The cultural effects of these trends have real-world consequences for political organizing. Barbara Ehrenreich recently observed that “class is always aspirational in the sense of trying to connect people who haven’t been connected before.” If we understand our political project as one that does not seek to flatten diversity, but rather seeks to draw out the commonalities that arise as a function of class, what are the implications of the fact that our online world does just the opposite?

In his report on the digitization of welfare, the special rapporteur noted how advocates working in the field have “tended to see the technological dimensions as separate from the policy developments, rather than as being integrally linked.” Meanwhile, human rights activists in the digital space have understandably been focused on issues like the surveillance state, discriminatory algorithms, and surveillance capitalism. The growing chasm between these worlds favors those seeking to entrench social division in the digital age. We cannot afford to leave it unbridged. In many ways, all community organizing is digital organizing, and all political issues are technological issues.

A key part of the problem is that privacy as a right has been defined too narrowly, framed as the right to be left alone and little more. Part of our job, then, is to open up the more radical possibilities of this concept, to show that privacy is about the capacity to explore our personal faculties without judgment, to experiment in community-building on our own terms.

The right to privacy is the right to exist in a world in which data generated about you cannot be used as an indelible record of your identity. Privacy is not just a technical approach to information management delegated to individual responsibility. More substantively, it is about the capacity to determine our own sense of self as part of a collective.

This struggle shares commonalities with countless other struggles under capitalism that aim to resist oppressive identities that have been allocated to us at a systemic level, and it aspires to connect a diversity of people in this common purpose.

Frantz Fanon was a psychiatrist, political philosopher, and revolutionary born in the French colony of Martinique, and he is most closely associated with his support for the Algerian war of independence. He wrote about how, growing up in a colonial society, his identity as a black man was curated by the colonial system, and this process served those in power. His sense of self was defined by white supremacy:

I discovered my blackness, my ethnic characteristics; and I was battered down by tom-toms, cannibalism, intellectual deficiency, fetishism, racial defects, slave-ships, and above all else, above all: “sho’ good eatin’.”

For Fanon, his identity was not afforded the dignity of uniqueness or autonomy; the system of white supremacy had “woven me out of a thousand details, anecdotes, stories.” His account sounds a lot like how our data-fied selves are generated and used against us in our everyday experience of online life. This centuries-old practice of oppression is being imported into the digital age.

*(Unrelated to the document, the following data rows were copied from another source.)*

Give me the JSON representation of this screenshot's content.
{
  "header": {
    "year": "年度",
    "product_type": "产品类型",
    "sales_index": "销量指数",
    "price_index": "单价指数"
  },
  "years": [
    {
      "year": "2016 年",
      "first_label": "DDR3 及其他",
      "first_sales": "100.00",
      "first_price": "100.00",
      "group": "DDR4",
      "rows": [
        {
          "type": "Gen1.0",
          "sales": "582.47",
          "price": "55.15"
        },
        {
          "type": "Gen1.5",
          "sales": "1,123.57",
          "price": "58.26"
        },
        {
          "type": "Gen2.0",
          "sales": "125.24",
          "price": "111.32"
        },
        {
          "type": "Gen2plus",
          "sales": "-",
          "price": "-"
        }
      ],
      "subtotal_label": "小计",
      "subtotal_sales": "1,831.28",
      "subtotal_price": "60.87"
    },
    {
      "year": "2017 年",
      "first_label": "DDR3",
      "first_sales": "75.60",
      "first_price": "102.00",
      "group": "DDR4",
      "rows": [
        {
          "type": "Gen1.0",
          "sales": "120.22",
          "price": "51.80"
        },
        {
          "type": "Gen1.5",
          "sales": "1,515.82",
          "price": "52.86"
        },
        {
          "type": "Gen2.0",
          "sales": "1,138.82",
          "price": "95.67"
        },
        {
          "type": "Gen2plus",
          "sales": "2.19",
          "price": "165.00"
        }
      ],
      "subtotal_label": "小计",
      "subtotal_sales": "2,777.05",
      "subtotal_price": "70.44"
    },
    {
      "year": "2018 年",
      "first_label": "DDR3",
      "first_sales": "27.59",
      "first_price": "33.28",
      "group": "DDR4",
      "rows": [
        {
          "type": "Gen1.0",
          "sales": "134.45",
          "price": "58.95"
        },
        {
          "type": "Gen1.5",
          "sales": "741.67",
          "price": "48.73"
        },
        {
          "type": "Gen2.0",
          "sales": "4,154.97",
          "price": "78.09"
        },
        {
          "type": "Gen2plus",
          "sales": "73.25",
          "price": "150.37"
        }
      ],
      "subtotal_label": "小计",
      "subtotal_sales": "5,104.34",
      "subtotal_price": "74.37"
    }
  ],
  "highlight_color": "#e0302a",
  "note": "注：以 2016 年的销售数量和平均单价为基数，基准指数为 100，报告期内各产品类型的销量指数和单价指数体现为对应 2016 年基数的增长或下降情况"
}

A more expansive way to think about privacy, then, is to see it as a right to digital self-determination. It is about self-governance, the right to determine our own destiny and be free to write a history of our own sense of self. Self-determination has a long history in legal and philosophical thinking, but it gained new meaning in the latter half of the twentieth century during the explosion of postcolonial struggles, including in the struggle for Algerian independence that Fanon was involved in. There are good reasons to see the struggle for digital self-determination as a successor of these movements.

Advocating for digital rights is an essential part of any class-based movement. We deserve a digital life characterized by autonomy and empowerment. To achieve this, we will need to commit to finding ways, small and large, to break the technologies of surveillance used by both governments and corporations.

This echoes another of Fanon’s arguments, namely the importance of struggle. “The same time that the colonized man braces himself to reject oppression, a radical transformation takes place within him which makes any attempt to maintain the colonial system impossible and shocking.” This ought to be the aspiration of digital self-determination today.